Nestas modalidades, a previsão de Responsabilidade Civil Facultativa para Condutor (RCFC) "a qualquer veículo conduzido pelo segurado ou pelos condutores indicados, independentemente de quem seja seu proprietário" permite aos motoristas a contratarem proteção para danos causados a terceiros com base na sua CNH e não mais apenas no veículo.

Apps de transporte, como a Uber, oferecem seguro em casos de sinistros em viagens(Foto: FERNANDA BARROS)
Foto: FERNANDA BARROS Apps de transporte, como a Uber, oferecem seguro em casos de sinistros em viagens

A possibilidade prevista na Susep leva em consideração a contratação de seguro por parte dos condutores, o que geraria um custo a essa camada trabalhadora.

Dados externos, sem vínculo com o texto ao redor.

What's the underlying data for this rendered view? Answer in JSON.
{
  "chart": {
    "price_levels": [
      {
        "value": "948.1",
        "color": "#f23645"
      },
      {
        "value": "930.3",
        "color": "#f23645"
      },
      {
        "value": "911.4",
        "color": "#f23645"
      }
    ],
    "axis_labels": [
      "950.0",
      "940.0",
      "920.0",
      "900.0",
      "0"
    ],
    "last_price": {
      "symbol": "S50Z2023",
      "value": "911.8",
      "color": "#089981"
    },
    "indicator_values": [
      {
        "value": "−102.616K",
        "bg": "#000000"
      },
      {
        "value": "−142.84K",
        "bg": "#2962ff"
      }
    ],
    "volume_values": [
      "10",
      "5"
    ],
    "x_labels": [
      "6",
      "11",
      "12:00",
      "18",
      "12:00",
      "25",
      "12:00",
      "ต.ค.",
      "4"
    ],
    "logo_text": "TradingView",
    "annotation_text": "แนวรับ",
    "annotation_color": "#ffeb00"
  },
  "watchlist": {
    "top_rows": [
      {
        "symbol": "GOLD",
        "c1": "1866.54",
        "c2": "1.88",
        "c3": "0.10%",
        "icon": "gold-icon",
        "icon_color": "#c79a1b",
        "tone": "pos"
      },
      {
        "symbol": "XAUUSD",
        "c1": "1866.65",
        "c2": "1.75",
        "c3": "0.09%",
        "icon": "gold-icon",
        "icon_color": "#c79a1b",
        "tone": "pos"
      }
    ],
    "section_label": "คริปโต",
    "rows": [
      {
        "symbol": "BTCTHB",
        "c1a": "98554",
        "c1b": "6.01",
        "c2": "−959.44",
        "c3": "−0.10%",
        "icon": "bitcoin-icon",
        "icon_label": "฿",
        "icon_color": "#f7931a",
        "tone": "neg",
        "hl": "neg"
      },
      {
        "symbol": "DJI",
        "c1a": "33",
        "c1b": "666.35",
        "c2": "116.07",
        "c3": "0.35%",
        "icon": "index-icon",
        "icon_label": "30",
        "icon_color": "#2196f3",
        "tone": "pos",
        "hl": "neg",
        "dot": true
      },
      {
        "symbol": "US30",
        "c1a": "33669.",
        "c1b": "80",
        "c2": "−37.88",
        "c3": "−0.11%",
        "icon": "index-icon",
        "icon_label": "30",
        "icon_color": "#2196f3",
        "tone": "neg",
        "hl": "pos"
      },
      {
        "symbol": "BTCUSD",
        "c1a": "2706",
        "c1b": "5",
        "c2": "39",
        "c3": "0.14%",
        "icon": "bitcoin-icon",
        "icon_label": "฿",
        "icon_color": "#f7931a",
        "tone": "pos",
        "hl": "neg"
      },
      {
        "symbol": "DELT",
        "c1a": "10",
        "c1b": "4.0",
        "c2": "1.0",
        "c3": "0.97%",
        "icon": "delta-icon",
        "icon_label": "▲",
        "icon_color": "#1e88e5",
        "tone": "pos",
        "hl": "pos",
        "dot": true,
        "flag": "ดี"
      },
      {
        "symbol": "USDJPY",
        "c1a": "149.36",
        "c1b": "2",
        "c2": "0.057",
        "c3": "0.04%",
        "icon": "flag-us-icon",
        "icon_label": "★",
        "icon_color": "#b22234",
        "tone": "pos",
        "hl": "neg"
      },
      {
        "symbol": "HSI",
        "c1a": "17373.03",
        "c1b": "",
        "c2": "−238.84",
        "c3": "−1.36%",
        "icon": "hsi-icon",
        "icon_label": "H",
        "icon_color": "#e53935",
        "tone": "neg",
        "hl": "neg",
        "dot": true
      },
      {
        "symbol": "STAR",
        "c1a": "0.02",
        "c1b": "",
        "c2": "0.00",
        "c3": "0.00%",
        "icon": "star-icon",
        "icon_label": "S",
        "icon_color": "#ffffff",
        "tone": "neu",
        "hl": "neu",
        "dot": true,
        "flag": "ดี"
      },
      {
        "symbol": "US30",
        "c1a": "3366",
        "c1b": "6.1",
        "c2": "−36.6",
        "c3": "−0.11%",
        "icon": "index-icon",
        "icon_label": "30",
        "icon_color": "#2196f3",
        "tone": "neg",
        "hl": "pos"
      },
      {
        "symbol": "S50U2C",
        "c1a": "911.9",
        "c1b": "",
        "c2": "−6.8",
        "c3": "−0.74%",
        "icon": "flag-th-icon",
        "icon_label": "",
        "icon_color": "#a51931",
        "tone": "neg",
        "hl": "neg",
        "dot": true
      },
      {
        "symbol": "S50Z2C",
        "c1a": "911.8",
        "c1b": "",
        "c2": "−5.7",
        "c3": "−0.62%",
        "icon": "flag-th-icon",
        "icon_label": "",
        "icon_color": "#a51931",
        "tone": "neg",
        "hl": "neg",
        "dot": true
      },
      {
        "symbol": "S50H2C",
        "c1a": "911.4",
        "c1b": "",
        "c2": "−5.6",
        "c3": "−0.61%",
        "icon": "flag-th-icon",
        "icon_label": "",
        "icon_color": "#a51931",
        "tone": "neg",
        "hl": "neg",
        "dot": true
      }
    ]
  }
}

Por outro lado, a Associação Brasileira de Mobilidade e Tecnologia (Amobitec), que representa os principais apps do mercado, como Uber, 99, Buser e Flixbus, afirma que as plataformas oferecem seguros de proteção aos motoristas e entregadores parceiros.

Essa apólice seria a de reparação em caso de acidentes pessoais durante as viagens para os motoristas e entregadores e os usuários. "As plataformas investem e trabalham continuamente para buscar cada vez mais proteção nas milhões de viagens que ocorrem diariamente".

No entanto, a entidade não é clara sobre o acesso a tais seguros, sendo então cada empresa responsável pela gestão dos sinistros individualmente com suas respectivas seguradoras.

Nova regulamentação torna obrigatório seguro de responsabilidade civil para empresas transportadoras de cargas(Foto: DANIEL GALBER/ESPECIAL PARA O POVO)
Foto: DANIEL GALBER/ESPECIAL PARA O POVO Nova regulamentação torna obrigatório seguro de responsabilidade civil para empresas transportadoras de cargas

Em 2024, a Susep avançou com a regulamentação da Lei nº 14.599/2023, que tornou obrigatória a contratação do Seguro de Responsabilidade Civil de Veículo (RC-V) no transporte rodoviário de cargas, até então de contratação facultativa. A medida estabelece proteções para terceiros, para além da carga e o tripulante.

Conforme os prazos estabelecidos, a partir de 2026 as fiscalizações para avaliar a conformidade com a legislação devem começar a ser feitas.